Als Doris De Agostini im Frühling 1983 zurücktritt, tut sie dies als beste Abfahrerin der abgelaufenen Saison. Die kleine Kristallkugel in der Hand, nimmt sie die 19-jährige Maria Walliser zur Seite und sagt ihr: «Nächste Saison gewinnst du den Abfahrts-Weltcup!» Walliser musste es ihr sogar versprechen. «Doris war mein ganz grosses Vorbild», sagt die heute 57-Jährige. Ihr Fahrstil habe nicht kopiert werden können, «doch ich habe ihr Kämpferherz sehr bewundert und habe auch neben der Piste so viel von ihr gelernt als Athletin.»
Maria Walliser weiss gerade nicht recht, wohin mit all den Gedanken und der Trauer, nachdem sie vom Tod ihrer ehemaligen Teamkollegin erfahren hat. Nur wenige Wochen nach der Diagnose erlag De Agostini 62-jährig am Wochenende ihrer schweren Krankheit. Und wie Walliser geht es seither der ganzen Skiwelt. In der Öffentlichkeit war Doris De Agostini zwar nicht mehr sehr präsent in den vergangenen Jahren. Doch für Wegbegleiterinnen wie Marie-Theres Nadig, 66, ist die Athletin unvergesslich: «Sie war so nett, freundlich, aufgestellt und zuvorkommend, dass man sie einfach gernhaben musste.»

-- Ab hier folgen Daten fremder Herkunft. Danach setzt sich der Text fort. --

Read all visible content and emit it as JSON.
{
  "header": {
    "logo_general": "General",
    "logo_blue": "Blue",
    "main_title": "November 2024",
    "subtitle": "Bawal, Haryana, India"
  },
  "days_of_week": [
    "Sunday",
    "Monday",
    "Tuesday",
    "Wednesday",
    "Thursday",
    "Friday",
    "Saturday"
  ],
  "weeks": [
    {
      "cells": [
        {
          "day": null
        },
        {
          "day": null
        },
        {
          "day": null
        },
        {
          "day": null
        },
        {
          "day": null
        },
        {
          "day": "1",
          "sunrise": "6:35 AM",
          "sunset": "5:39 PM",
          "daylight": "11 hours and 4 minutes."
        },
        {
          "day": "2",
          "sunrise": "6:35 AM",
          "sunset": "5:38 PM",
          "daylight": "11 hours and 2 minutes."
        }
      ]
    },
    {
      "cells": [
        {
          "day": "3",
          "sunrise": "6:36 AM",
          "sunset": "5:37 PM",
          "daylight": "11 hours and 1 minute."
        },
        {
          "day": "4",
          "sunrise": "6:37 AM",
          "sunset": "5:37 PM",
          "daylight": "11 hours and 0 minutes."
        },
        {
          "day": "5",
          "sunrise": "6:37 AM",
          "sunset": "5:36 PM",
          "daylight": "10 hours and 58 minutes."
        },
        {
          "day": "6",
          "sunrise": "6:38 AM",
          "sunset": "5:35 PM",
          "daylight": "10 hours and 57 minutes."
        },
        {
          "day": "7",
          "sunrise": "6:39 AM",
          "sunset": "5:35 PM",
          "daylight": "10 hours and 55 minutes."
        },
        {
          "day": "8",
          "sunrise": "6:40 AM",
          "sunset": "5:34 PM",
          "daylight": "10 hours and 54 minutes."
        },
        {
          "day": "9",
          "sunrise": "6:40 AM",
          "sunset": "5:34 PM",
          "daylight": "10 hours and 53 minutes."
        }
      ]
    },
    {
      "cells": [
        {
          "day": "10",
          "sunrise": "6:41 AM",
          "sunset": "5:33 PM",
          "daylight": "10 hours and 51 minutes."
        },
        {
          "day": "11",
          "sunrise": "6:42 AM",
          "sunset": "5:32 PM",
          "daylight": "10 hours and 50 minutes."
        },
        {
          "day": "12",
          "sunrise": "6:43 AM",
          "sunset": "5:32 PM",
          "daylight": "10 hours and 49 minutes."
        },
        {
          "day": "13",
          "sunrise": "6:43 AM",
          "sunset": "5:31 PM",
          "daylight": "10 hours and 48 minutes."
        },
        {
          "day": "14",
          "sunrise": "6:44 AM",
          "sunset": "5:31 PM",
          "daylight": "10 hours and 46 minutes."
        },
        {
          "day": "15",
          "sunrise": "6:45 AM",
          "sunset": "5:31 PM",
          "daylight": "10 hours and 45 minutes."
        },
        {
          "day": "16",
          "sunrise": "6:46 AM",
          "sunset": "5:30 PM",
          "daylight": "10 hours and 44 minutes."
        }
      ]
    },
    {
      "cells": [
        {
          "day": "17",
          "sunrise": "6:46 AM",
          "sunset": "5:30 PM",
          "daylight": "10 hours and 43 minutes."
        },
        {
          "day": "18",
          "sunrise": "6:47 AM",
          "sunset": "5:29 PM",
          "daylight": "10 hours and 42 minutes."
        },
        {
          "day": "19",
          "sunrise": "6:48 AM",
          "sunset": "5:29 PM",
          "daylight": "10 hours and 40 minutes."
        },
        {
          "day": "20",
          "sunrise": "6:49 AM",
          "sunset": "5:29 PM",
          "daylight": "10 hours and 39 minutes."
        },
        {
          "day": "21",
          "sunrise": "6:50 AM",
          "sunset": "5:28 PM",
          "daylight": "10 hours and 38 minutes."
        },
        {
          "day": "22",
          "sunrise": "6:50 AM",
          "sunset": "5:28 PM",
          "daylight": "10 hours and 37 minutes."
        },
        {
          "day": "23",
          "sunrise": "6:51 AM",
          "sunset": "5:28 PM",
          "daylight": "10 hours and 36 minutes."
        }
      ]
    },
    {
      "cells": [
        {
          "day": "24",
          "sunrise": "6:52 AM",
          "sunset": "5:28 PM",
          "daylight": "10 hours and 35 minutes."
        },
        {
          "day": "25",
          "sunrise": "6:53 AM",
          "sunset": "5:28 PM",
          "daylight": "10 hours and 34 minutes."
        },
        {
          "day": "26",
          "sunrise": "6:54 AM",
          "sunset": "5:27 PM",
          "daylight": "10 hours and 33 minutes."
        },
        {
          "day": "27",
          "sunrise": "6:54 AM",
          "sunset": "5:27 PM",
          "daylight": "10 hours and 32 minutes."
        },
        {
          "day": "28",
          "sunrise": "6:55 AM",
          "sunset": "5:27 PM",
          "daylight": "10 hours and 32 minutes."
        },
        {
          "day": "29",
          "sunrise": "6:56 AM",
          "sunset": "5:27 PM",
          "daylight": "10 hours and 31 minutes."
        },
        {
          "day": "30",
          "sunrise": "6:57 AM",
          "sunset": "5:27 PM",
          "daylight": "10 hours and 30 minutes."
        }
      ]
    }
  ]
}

Zurückhaltung habe De Agostini immer ausgezeichnet, so Sapporo-Legende Nadig, sie habe nie die Aufmerksamkeit gesucht, «auch wenn sie von ihrem Erscheinungsbild her eher dafür gemacht gewesen wäre». Mehrere Jahre fahren die beiden zusammen im Weltcup und damit rund um die Welt. Alleingänge gibt es damals noch keine, das Team reist zusammen, trainiert zusammen, es gibt keine Privilegien für die Besseren. Bei den Videoanalysen sitzen alle dabei, es wird vor allen kritisiert. Der Trainer achtet darauf, dass sich im Team eine gesunde Rivalität entwickelt.
Nadig erinnert sich an die Zeit, als De Agostini neu dazugestossen ist: sehr jung, sehr gross und sehr dünn. Bei einer Videoanalyse lachen Nadig und Bernadette Zurbriggen über eine Szene, als De Agostini in eine Kompression fuhr, was wegen ihrer Grösse komisch aussah. Da dreht sich die junge Tessinerin um und wehrt sich: «Ihr dummi Sieche!» Daraufhin entschuldigen sich die beiden älteren Fahrerinnen. Den Respekt ihrer Mitstreiterinnen erarbeitet sich die Junge durch ihre Leistungen auf der Piste danach aber ohne Abstriche. Dabei ist sie eine Vorreiterin – die erste Tessinerin, die so erfolgreich ist, womit sie auch für Fahrerinnen wie Michela Figini, 54, und Lara Gut, 29, zum Vorbild wird. «Ehrgeizig waren wir alle», sagt Nadig. «Aber Doris ist immer sehr fair geblieben, was ich von mir nicht immer behaupten kann.»
Acht Weltcup-Abfahrten gewinnt De Agostini, dazu holt sie 1978 WM-Bronze. 1983 – erst 25-jährig – tritt sie zurück. Sie heiratet den Eishockeyspieler Luca Rossetti und bekommt zwei Kinder, die heute erwachsen sind. Es ist die Zeit, in der sie auch Maria Walliser immer wieder trifft, als «Familienmanagerinnen» zum Espresso. «Auch als Frau und Mutter habe ich ihre Ausstrahlung und ihr liebenswertes Wesen sehr bewundert», sagt Walliser traurig. «Es sind strube Zeiten. Aber der Himmel wird immer wieder blau.»